In Search of an Honest News Headline

When I read the popular news, I’m often frustrated by how the news is incorrectly interpreted and presented to the public by reporters. Could it be that they just tell us what they want us to believe or are they simply not doing a good enough job uncovering the real facts behind the news?

I’m talking about economic news, of course, and how reporters often don’t understand the significance of the financial numbers they report on. Case in point is the July homes sales figures released this past Tuesday.

You’d have to be hard pressed to find housing sales news accompanied by anything but positive headlines. I couldn’t find one negative news headline on the housing sales numbers… only positive headlines like “Housing Market in Good Shape,” “Very, Very Healthy July Housing Sales,” and “July Home Sales Third-Highest Level on Record”… All headlines that make consumers feel as though all is well.

But here’s what I see behind the housing numbers and from other sources:


— Sales of previously owned homes in the U.S. declined in July by 3%. Economists had been expecting only a 2% decline in sales.

— July home sales fell even though it was cheaper to borrow money in July that it was in June.

— Sales of homes in the Midwest dropped 4.8% in July from June. In the West, they fell a large 6.6%.

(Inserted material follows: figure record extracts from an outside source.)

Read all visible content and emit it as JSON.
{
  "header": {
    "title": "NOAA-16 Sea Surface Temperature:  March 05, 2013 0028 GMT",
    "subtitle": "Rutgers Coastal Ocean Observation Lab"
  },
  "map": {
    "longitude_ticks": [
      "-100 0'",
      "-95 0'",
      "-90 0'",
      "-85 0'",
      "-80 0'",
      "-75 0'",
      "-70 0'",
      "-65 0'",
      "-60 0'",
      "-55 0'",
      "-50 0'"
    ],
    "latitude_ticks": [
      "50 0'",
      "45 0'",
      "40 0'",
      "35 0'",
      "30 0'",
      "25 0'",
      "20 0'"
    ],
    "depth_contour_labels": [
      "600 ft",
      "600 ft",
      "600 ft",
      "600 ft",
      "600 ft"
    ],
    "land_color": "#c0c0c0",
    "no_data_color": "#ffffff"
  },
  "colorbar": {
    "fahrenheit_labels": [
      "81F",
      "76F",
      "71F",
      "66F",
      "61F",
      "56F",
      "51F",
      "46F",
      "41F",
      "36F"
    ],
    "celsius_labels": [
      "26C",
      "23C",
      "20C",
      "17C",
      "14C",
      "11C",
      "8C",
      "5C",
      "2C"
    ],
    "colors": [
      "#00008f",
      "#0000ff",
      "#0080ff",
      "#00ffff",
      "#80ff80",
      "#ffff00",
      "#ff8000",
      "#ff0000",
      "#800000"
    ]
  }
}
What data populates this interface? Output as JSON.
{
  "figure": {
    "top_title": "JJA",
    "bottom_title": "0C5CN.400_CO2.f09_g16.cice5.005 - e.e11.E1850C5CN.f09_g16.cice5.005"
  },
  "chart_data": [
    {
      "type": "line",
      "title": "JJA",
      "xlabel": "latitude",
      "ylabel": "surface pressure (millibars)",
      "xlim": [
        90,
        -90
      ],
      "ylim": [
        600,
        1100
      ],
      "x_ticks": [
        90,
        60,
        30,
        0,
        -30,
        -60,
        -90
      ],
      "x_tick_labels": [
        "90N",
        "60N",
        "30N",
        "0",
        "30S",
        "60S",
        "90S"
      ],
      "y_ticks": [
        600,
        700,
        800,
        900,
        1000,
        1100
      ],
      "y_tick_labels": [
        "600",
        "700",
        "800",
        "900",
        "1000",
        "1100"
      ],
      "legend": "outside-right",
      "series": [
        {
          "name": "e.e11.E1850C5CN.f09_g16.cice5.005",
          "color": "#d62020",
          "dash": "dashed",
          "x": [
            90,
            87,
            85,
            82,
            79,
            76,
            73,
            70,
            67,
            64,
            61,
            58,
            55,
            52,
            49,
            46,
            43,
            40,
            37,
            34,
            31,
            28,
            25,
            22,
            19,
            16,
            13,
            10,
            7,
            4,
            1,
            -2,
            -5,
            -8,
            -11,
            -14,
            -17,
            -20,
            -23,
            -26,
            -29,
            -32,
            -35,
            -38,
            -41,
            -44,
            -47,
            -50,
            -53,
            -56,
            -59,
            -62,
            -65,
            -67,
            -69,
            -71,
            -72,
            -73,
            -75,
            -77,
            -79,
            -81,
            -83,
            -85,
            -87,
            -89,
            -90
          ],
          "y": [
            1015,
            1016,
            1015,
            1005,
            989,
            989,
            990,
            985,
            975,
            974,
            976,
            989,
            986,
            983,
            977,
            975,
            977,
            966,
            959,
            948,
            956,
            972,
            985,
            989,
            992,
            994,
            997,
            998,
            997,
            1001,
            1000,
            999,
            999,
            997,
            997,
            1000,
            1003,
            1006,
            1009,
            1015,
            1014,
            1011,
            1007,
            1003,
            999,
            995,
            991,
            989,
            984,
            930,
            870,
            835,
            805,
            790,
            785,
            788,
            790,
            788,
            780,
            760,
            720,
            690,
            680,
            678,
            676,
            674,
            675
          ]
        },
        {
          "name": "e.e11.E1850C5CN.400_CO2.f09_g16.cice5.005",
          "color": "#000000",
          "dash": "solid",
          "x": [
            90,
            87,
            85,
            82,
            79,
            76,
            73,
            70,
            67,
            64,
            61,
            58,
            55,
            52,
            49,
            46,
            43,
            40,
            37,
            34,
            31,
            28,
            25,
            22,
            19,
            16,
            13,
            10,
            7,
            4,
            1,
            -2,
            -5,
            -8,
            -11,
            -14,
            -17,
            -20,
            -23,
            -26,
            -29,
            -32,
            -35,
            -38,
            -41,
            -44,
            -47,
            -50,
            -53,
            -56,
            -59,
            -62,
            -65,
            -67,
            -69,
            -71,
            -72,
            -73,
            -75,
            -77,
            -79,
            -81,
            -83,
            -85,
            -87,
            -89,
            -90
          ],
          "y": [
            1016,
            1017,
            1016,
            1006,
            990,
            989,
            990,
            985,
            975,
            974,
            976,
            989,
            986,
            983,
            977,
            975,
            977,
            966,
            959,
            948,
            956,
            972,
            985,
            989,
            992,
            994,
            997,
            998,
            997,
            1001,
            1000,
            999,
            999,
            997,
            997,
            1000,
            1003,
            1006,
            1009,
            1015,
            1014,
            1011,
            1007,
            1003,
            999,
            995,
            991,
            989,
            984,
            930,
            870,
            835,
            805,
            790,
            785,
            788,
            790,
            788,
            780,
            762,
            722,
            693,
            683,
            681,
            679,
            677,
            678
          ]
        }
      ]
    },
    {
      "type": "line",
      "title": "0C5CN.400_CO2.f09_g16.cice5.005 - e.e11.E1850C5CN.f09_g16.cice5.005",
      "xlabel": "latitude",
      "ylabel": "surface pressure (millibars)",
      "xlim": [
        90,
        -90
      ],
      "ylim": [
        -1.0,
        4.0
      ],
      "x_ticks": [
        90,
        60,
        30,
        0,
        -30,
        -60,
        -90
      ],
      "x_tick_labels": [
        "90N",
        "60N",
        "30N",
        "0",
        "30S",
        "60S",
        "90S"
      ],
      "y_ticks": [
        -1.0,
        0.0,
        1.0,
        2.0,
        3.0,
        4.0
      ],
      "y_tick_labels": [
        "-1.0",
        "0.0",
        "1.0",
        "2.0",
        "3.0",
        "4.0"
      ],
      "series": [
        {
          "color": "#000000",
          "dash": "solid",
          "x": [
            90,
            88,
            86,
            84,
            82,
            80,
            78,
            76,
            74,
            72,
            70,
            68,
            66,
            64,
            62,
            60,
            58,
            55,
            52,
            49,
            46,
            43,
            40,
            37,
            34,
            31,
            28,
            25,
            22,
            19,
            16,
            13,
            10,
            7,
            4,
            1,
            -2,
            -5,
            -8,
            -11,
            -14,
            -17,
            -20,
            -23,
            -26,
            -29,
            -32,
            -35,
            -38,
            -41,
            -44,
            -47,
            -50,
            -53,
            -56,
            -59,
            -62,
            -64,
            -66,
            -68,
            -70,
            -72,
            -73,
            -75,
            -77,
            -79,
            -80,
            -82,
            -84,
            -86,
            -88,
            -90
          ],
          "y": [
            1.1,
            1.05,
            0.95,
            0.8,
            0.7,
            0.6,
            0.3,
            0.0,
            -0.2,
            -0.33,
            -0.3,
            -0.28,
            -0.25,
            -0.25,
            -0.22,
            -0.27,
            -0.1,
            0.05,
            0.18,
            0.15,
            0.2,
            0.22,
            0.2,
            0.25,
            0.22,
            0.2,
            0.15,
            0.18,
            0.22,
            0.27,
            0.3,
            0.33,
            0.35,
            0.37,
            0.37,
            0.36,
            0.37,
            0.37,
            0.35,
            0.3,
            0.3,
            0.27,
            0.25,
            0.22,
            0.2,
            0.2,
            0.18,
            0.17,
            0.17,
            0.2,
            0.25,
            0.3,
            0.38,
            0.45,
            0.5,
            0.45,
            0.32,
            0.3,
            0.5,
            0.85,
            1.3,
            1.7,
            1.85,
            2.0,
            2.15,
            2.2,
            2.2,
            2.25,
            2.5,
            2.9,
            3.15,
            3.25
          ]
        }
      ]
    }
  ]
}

— U.S. mortgage applications fell 6.3% last week, another big number.

I see the economy slowing, thus resulting in slower home sales. And as I’ve said all along, the Fed’s rate increases, no matter how small, will have a quick negative effect on those consumers who are overextended.

In the United Kingdom, housing prices have started to actually come down, as I had predicted in recent commentaries about my analysis of the London property market after a recent trip there.

Rightmove, a U.K. organization that bills itself as the “U.K.’s number one property website,” says it compiles the largest monthly sample of U.K. residential property prices. Right now, the service is saying asking prices have fallen by about $8,000 in the U.K. in five weeks. The headline… “If This Isn’t a Slowdown, What Is?” Now, that’s what I call an honest headline.

Some other points from Rightmove’s U.K. study: For the first time in months, in June and July the number of properties coming to market has surpassed the number of properties coming off the market. In greater London, the asking prices of homes have fallen 4.3% in five weeks.